Mohammed gives some tips for crowdsourcing projects. “Internally, it’s up to your team to make sure you’re asking the right questions.” He also emphasizes the importance of teaming up with local partners to ensure robust sampling, rather than relying on a convenience sample of, say, the capital city. Over time, you can develop a repeatable workflow and modify parts of it as needed. Finally, Mohammed mentions technology. He’s left it until the end because you should only make decisions about implementation after you’ve done your research and found your story.

It’s key to understand that data is an abstraction of somebody’s real life story. Mohammed emphasizes, “It’s not just a data point, it’s a real story that you shouldn’t just dilute for the aggregate voice of the crowd.” In particular, you should look for gaps in this aggregate voice — it represents places where people’s stories aren’t being told. Big data doesn’t mean diversity. “If you’re sampling an entire country, don’t only look at the capital city… always look for the gaps.”

Mohammed concludes by saying that crowdsourced data points should be the starting point for storytelling, not the final destination. “If you found that an individual has written about something, it’s a starting point for a new piece. That’s not the end of the story.”

Now Robert takes the stand to share some insights from his experience with NPR News Investigations, in particular his work building a database of accessible public playgrounds. The goals for the database were simple: users should be able to contribute and expand it. To this end, it should work on mobile devices, be location-aware, and include robust GIS capabilities.

“The first thing you should do when something has a federal regulatory angle is go to regulations.gov and look for a docket file.” When starting this project, Robert first read the regulations, and more importantly, the comment files relevant to public playgrounds.

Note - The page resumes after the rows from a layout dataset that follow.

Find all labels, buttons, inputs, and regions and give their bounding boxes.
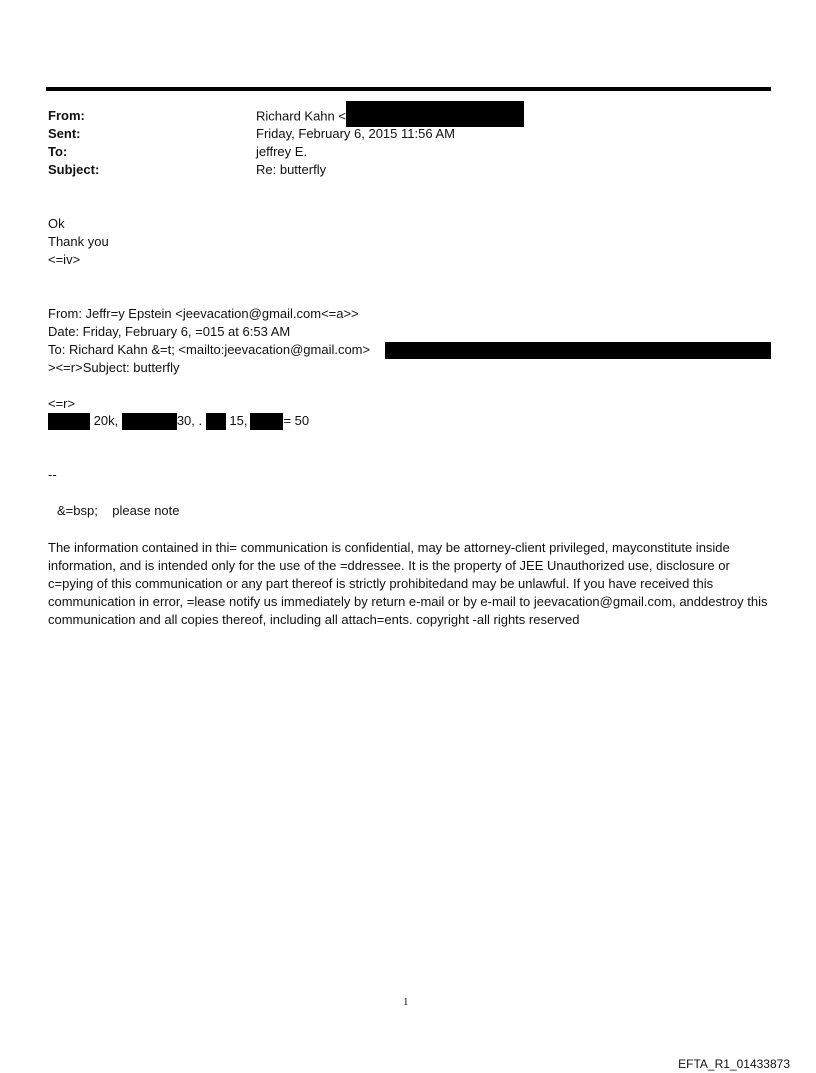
from-label: From: bbox=[48, 108, 85, 123]
to-value: jeffrey E. bbox=[256, 144, 308, 159]
quoted-br: <=r> bbox=[48, 396, 76, 411]
signature-dashes: -- bbox=[48, 467, 57, 482]
amount-1: 20k, bbox=[93, 413, 119, 428]
subject-label: Subject: bbox=[48, 162, 100, 177]
redaction-box bbox=[346, 101, 524, 127]
quoted-date: Date: Friday, February 6, =015 at 6:53 AM bbox=[48, 324, 291, 339]
reply-line-ok: Ok bbox=[48, 216, 65, 231]
amount-total: = 50 bbox=[283, 413, 310, 428]
from-text: Richard Kahn < bbox=[256, 108, 346, 124]
to-label: To: bbox=[48, 144, 68, 159]
redaction-box bbox=[250, 413, 283, 430]
quoted-to-text: To: Richard Kahn &=t; <mailto:jeevacation@gmail.com> bbox=[48, 342, 371, 357]
quoted-to bbox=[48, 341, 370, 359]
page-number: 1 bbox=[403, 996, 409, 1008]
confidentiality-disclaimer: The information contained in thi= communication is confidential, may be attorney-client privileged, mayconstitute inside information, and is intended only for the use of the =ddressee. It is the property of JEE Unauthorized use, disclosure or c=pying of this communication or any part thereof is strictly prohibitedand may be unlawful. If you have received this communication in error, =lease notify us immediately by return e-mail or by e-mail to jeevacation@gmail.com, anddestroy this communication and all copies thereof, including all attach=ents. copyright -all rights reserved bbox=[48, 540, 768, 627]
from-value bbox=[256, 107, 524, 127]
redaction-box bbox=[48, 413, 90, 430]
please-note: &=bsp; please note bbox=[57, 503, 180, 518]
bates-number: EFTA_R1_01433873 bbox=[678, 1057, 790, 1071]
amount-2: 30, . bbox=[176, 413, 203, 428]
amounts-line bbox=[48, 412, 309, 430]
reply-line-div: <=iv> bbox=[48, 252, 81, 267]
subject-value: Re: butterfly bbox=[256, 162, 327, 177]
quoted-subject: ><=r>Subject: butterfly bbox=[48, 360, 180, 375]
redaction-box bbox=[385, 342, 771, 359]
reply-line-thanks: Thank you bbox=[48, 234, 109, 249]
amount-3: 15, bbox=[229, 413, 248, 428]
sent-value: Friday, February 6, 2015 11:56 AM bbox=[256, 126, 455, 141]
sent-label: Sent: bbox=[48, 126, 81, 141]
quoted-from: From: Jeffr=y Epstein <jeevacation@gmail.com<=a>> bbox=[48, 306, 359, 321]
redaction-box bbox=[122, 413, 177, 430]
redaction-box bbox=[206, 413, 226, 430]
header-rule bbox=[46, 87, 771, 91]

Next, you should find out if someone else ever wanted to make this database, and if they’re still working on it. Robert found an advocate who had been individually compiling these data points, but she’s not a professional data person — collection was idiosyncratic and subjective. Nonetheless, she had a good list of playgrounds.

After that, Robert followed this up by calling up all the interested parties. He contacted major accessible playground builders and asked them for a list. He went to the National Recreation and Park Association, and had them do a survey of their members. Finally, cold calls and FOIAs to major jurisdictions helped round out the rest of the database.

When building the database, you need to make conscious decisions about what you want to include and exclude. This can be based on a number of factors, including how long you want to work on it or editorial decisions about the story itself. In the case of accessible public playgrounds, Robert’s team focused on elements in the regulations, interviews with experts and advocates, and what they wanted the crowd to tell them.

Based on these decisions, the NPR News Apps team created a responsive app for adding and editing playgrounds — one of their mottos is “if it doesn’t work on mobile, it doesn’t work.” The app launched with 1,300 accessible playgrounds; since then, nearly 600 have been added by users. In addition, users have edited individual site data and helped refine locations.